In a group of 3 Dutchmen, you’ll get 5 theories on theology! That’s the case for our region (including me!).

3 Likes

There are plenty of non evangelical believers in North Texas. I attend a very “God is Love” centered church in McKinney. Perhaps it is time to seek another local congregation rather than continue to be stressed by the evangelical doctrine. Any doctrine that spends an inordinate amount of time espousing what they are against rather than sharing Gods love with others might not be right for you.

2 Likes

because i tire of the whinging that TEists come out with…“oh those new age corrupt YECers, they are turning us away from God”.

There is only one way people get turned away from God…because of unbelief. That is a philosophical reason, not scientific. Science has nothing to do with it.

Here is a quote from a reference that one of the moderators of this forum posted on another thread…and its absolutely correct…

“The fact we can deal with is the testimony. This issue is as brutally simple as it is brutally circumscribed: since we have no films or photographs to analyze for authenticity with the latest cutting-edge technology, all we have is the fact that thousands of testimonies exist in which human beings swore they saw another human”

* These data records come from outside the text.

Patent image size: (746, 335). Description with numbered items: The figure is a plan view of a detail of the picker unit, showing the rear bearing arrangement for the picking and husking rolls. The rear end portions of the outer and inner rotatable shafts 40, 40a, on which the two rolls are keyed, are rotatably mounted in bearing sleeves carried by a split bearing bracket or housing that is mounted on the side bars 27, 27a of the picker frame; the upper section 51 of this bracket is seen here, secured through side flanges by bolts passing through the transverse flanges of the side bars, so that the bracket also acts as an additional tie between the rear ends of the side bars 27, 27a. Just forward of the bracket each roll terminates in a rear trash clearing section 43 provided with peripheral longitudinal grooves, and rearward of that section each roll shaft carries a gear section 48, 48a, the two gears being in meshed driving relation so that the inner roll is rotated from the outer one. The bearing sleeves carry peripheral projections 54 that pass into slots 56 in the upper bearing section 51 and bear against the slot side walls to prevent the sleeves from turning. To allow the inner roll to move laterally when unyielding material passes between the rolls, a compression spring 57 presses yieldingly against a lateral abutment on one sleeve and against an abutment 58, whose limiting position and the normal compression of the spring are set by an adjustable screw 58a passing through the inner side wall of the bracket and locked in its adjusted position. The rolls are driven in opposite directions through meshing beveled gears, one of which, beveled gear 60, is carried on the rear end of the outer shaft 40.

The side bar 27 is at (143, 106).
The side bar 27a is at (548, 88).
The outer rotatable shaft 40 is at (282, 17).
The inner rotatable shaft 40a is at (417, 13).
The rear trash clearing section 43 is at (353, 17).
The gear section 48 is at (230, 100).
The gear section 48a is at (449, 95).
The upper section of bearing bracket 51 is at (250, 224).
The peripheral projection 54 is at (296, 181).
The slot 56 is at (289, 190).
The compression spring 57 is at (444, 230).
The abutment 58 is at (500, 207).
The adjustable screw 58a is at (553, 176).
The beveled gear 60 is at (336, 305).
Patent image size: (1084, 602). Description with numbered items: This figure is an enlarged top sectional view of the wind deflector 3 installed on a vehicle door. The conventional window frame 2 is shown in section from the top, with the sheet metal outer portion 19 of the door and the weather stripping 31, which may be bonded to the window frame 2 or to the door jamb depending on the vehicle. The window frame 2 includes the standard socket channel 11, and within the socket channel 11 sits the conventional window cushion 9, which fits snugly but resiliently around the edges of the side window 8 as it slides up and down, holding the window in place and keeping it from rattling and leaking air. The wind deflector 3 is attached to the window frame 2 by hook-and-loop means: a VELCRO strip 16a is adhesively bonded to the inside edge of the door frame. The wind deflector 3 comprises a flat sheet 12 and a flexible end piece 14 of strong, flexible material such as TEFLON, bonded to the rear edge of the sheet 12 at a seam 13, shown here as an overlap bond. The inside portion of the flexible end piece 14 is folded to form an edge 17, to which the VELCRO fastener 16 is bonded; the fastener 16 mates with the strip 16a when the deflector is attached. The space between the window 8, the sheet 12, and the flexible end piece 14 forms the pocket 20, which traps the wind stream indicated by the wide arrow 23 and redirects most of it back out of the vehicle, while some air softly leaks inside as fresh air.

I would not attend a church that insisted the earth was flat and that was part of their soteriology, nor would it likely attract visitors.

1 Like

agreed neither would i…and that is not biblical in any case so im not sure why it has been raised?

Because it is exactly analogous to YECists who claim the earth is young and that it is a salvation issue to believe otherwise?

1 Like

What is not understood here is that the philosophical position of TEism stresses that Genesis must be allegorical. Any bible writer who makes reference to it is also wrong or confused.

That denies a few things:

  1. That Christs genealogy is accurate (thus questioning his entire existence as God)
  2. Destroys the idea that Christ died physically on the cross as atonement for sin (romans 6:23 the wages of sin is death)
  3. destroys the need for Christ to even die physically for sin…the warning God gave to Adam was merely spiritual

there goes salvation out the window…christs physcial death was completely useless. (oh as is the physical Second coming…thats not happeneing)

There ya’ go then. Thanks for making my point so emphatically.

are you capable of quoting in context or is this just a game of click and collect for you?

I just answered your question, Adam. It is not too hard to track.

no you ignored the philosophyical dilemma that this entire topic must face… that was what i put to you…you then changed the focus to something that suited your comfort level

addressing a critical religious issue of Christs physical death on the cross as atonement for sin…as Adam was warned about in the garden of Eden!

I will have to come back to this…ive got to go out but this is an important philosophical dilemma that Christians all face and must deal with.